Hanover? The same problems as Gotham? Certainly hardly any students would see the resemblance, but the police chief has seen a lot since he joined the force, and knows that cops' lives are similar no matter where their beats are located.

"New York City cops do a lot of sitting around, too," Giaccone said, adding Hanover Police deals with many of the same crimes as they do.

"Except the murders," he said.

Of course, there are exceptions: less than 15 years ago, Giaccone and the rest of the police found themselves with a double axe-murder on their hands, a case that eventually ended up in the New Hampshire Supreme Court. Though it was probably the department's most glamorous case, Giaccone has dealt with many lesser but still exciting and sometimes dangerous cases.

Before he was promoted to chief in 1994, and "there were a few more bars in Hanover," Giaccone recalled being involved in a car chase. As Giaccone walked back to his cruiser at a routine traffic stop, the driver took off toward the Ledyard Bridge.

Giaccone, himself a private enthusiast of legal speed on his Harley-Davidson, quickly got back into his car and started pursuing the driver.

As they crossed over the Connecticut River into Vermont, the escaping driver slowed down and appeared to be stopping. But as soon as Giaccone pulled alongside him, the driver tried to run him off the road into the woods.

In another big case, when Giaccone was still a detective, an informant told him about a burglary that was about to take place. Giaccone arrived at the house to watch five miscreants making off with a vanload of stolen items, which the police recovered.

But it isn't always brilliant detective work that makes or breaks a case for Giaccone - "90 percent of it is almost B.S. luck," he said.

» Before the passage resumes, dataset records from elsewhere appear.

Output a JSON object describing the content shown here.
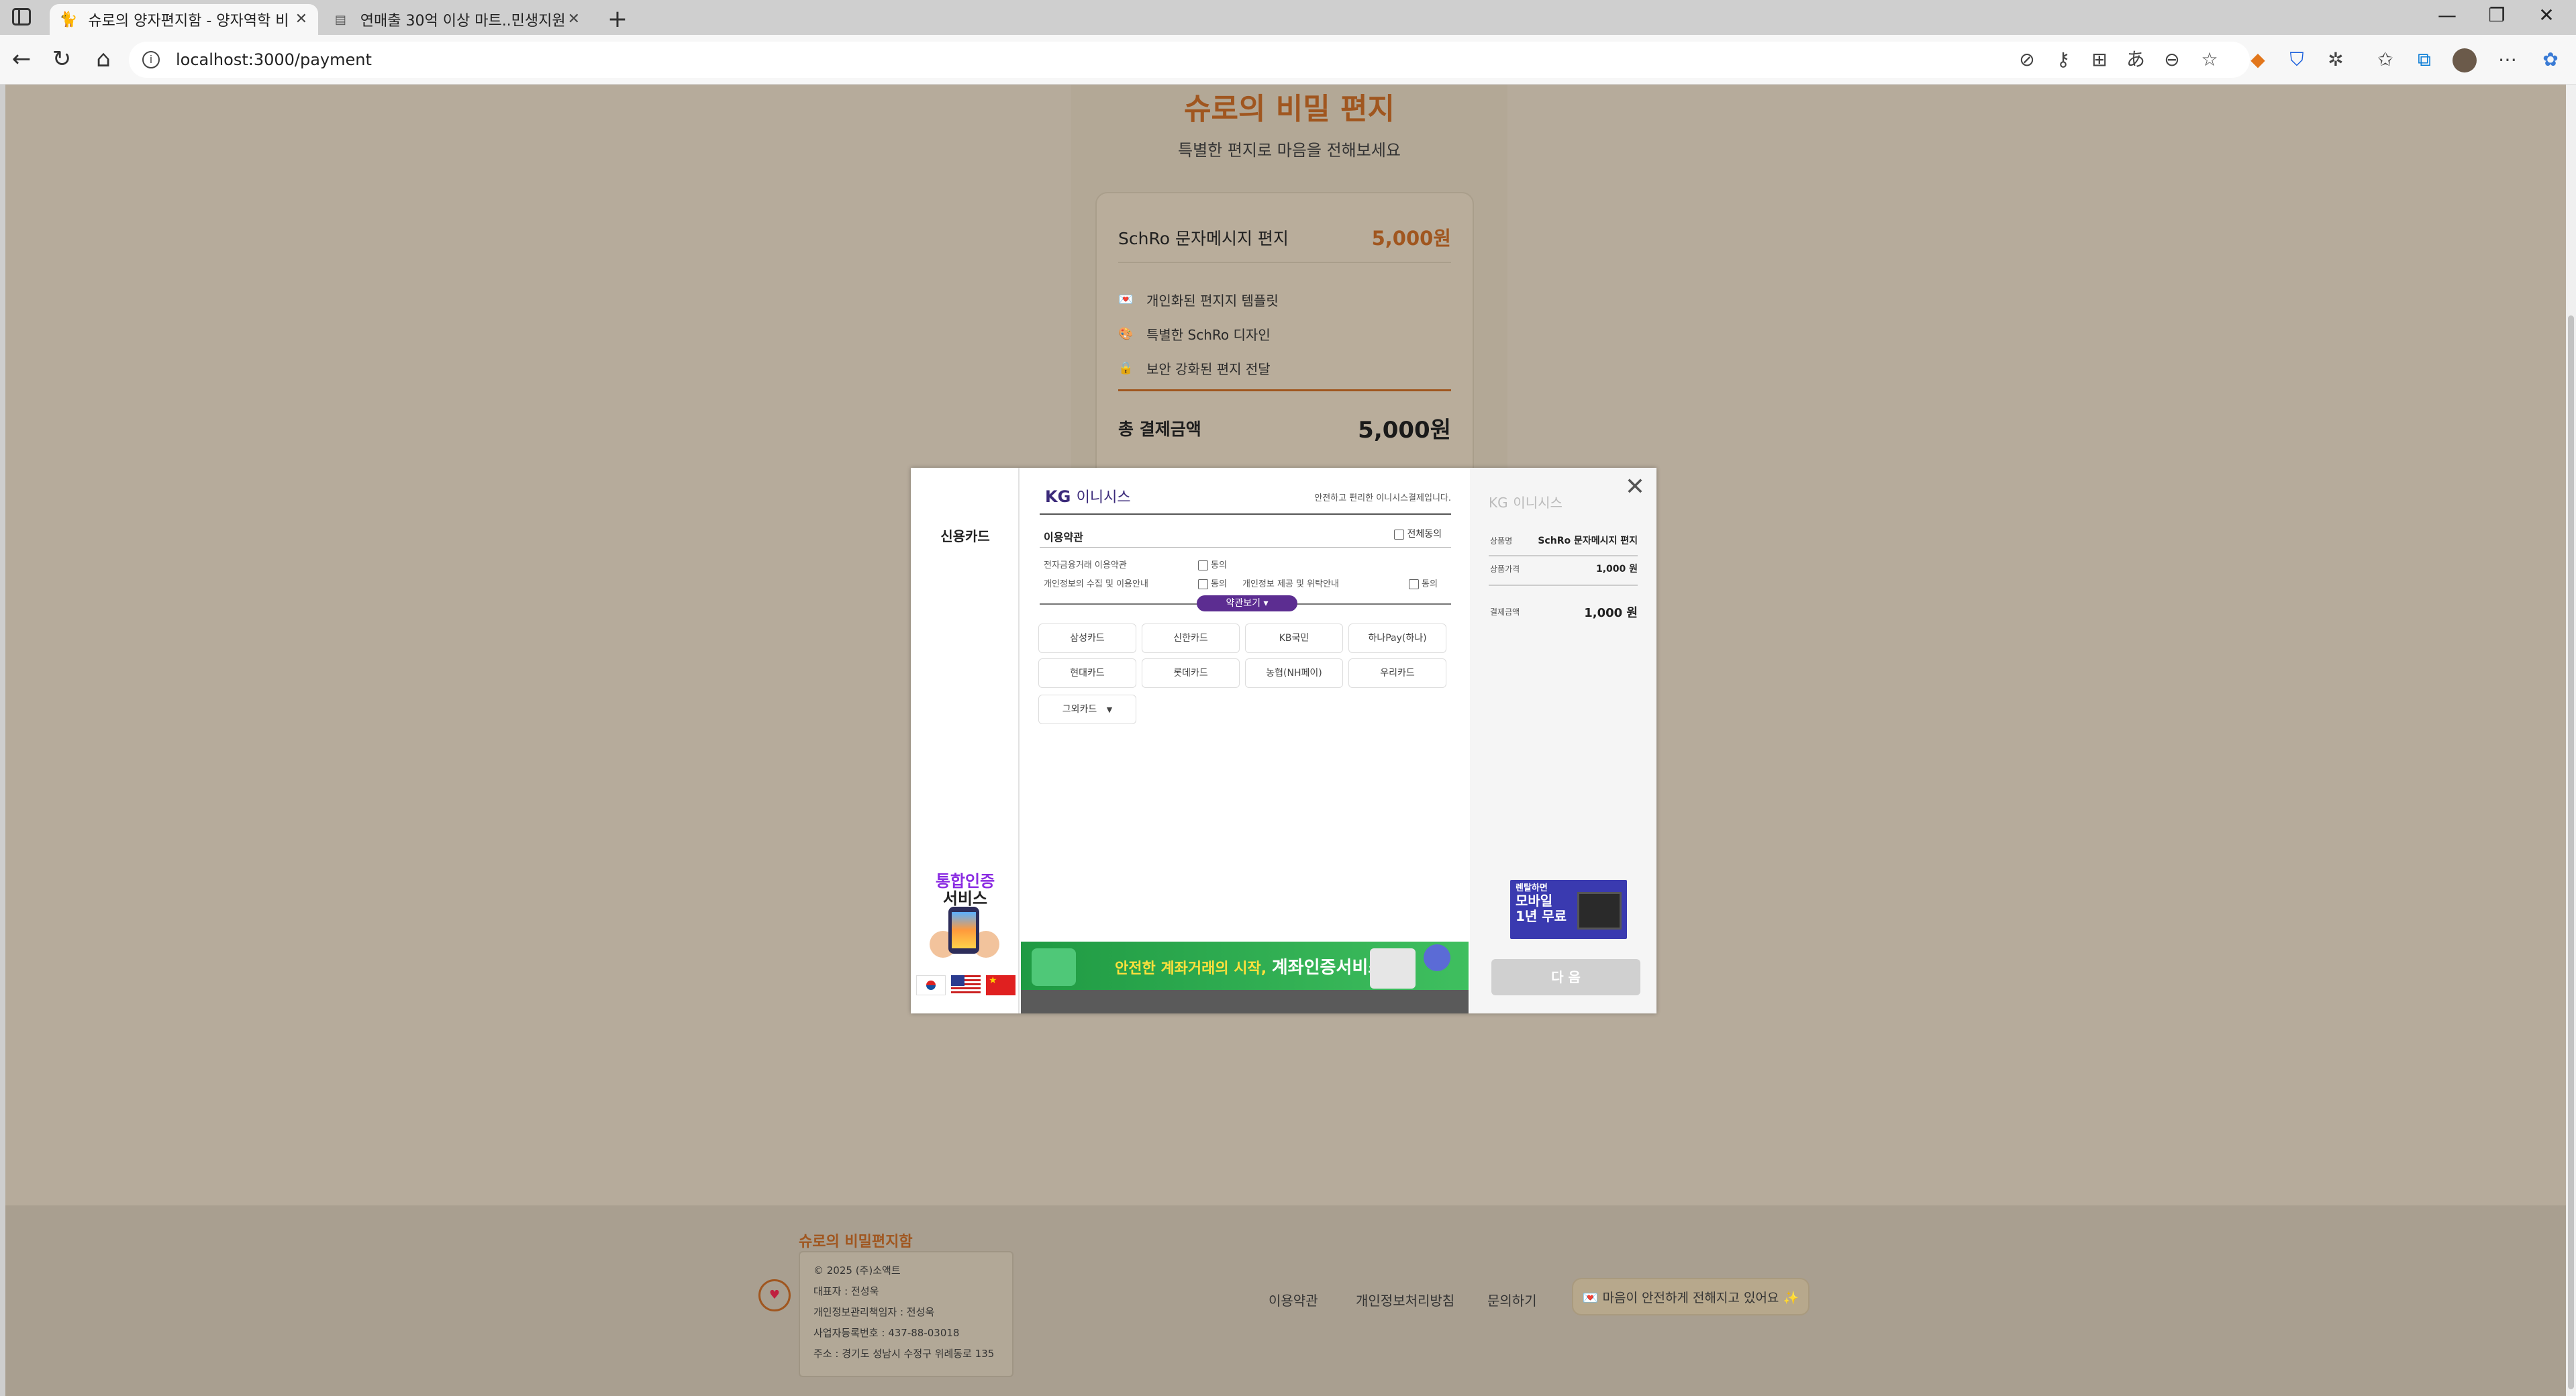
{
  "browser": {
    "tabs": [
      {
        "title": "슈로의 양자편지함 - 양자역학 비",
        "active": true
      },
      {
        "title": "연매출 30억 이상 마트..민생지원",
        "active": false
      }
    ],
    "url": "localhost:3000/payment",
    "new_tab": "+",
    "win_min": "—",
    "win_max": "❐",
    "win_close": "✕",
    "back": "←",
    "reload": "↻",
    "home": "⌂"
  },
  "page": {
    "title": "슈로의 비밀 편지",
    "subtitle": "특별한 편지로 마음을 전해보세요",
    "product_name": "SchRo 문자메시지 편지",
    "product_price": "5,000원",
    "features": [
      {
        "icon": "💌",
        "label": "개인화된 편지지 템플릿"
      },
      {
        "icon": "🎨",
        "label": "특별한 SchRo 디자인"
      },
      {
        "icon": "🔒",
        "label": "보안 강화된 편지 전달"
      }
    ],
    "total_label": "총 결제금액",
    "total_value": "5,000원"
  },
  "footer": {
    "brand": "슈로의 비밀편지함",
    "info": [
      "© 2025 (주)소액트",
      "대표자 : 전성욱",
      "개인정보관리책임자 : 전성욱",
      "사업자등록번호 : 437-88-03018",
      "주소 : 경기도 성남시 수정구 위례동로 135"
    ],
    "links": [
      "이용약관",
      "개인정보처리방침",
      "문의하기"
    ],
    "pill": "💌 마음이 안전하게 전해지고 있어요 ✨"
  },
  "modal": {
    "method": "신용카드",
    "auth_line1": "통합인증",
    "auth_line2": "서비스",
    "logo_kg": "KG",
    "logo_name": "이니시스",
    "safe_text": "안전하고 편리한 이니시스결제입니다.",
    "terms_heading": "이용약관",
    "agree_all": "전체동의",
    "terms": [
      {
        "label": "전자금융거래 이용약관",
        "agree": "동의"
      },
      {
        "label": "개인정보의 수집 및 이용안내",
        "agree": "동의"
      },
      {
        "label": "개인정보 제공 및 위탁안내",
        "agree": "동의"
      }
    ],
    "terms_button": "약관보기 ▾",
    "cards": [
      "삼성카드",
      "신한카드",
      "KB국민",
      "하나Pay(하나)",
      "현대카드",
      "롯데카드",
      "농협(NH페이)",
      "우리카드"
    ],
    "other_cards": "그외카드",
    "banner_text": "안전한 계좌거래의 시작,",
    "banner_bold": "계좌인증서비스",
    "right": {
      "logo_kg": "KG",
      "logo_name": "이니시스",
      "product_label": "상품명",
      "product_value": "SchRo 문자메시지 편지",
      "price_label": "상품가격",
      "price_value": "1,000 원",
      "pay_label": "결제금액",
      "pay_value": "1,000 원",
      "ad_small": "렌탈하면",
      "ad_line1": "모바일",
      "ad_line2": "1년 무료",
      "next": "다 음"
    }
  }
}
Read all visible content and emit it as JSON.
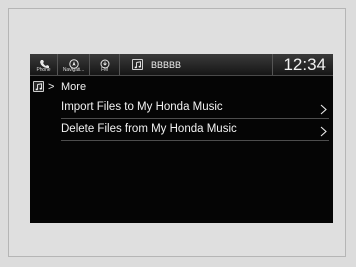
{
  "statusbar": {
    "phone_label": "Phone",
    "navigation_label": "Navigati...",
    "fm_label": "FM",
    "source_name": "BBBBB",
    "clock": "12:34"
  },
  "breadcrumb": {
    "label": "More"
  },
  "menu": {
    "items": [
      {
        "label": "Import Files to My Honda Music"
      },
      {
        "label": "Delete Files from My Honda Music"
      }
    ]
  }
}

And it isn't always the "big" cases that are the most difficult for Giaccone - in fact, he said, the cases that are the hardest to handle usually involve sexual assault or students who "naturally gravitate towards a high-power attorney." Usually, though, suspects are cooperative - some even have "arrests by appointment."

Giaccone, who lives in Grantham, described the town of Hanover as "a place of victims" - victims of theft, fraud and burglary, he said, since the town's concentration of wealth in an otherwise lower-class area attracts thieves. Hanover residents also have a sense of security that comes with living in a small town, and they frequently fail to take necessary safety measures.

And then, of course there is a small College located on the hill in Hanover, whose students frequently come into contact with Giaccone's force - often more on this weekend than any other.

"We're a lid on a pressure-cooker," Giaccone said. "Sometimes kids just lose it."

But when they do, the Hanover Police Department and Chief Nick Giaccone are there.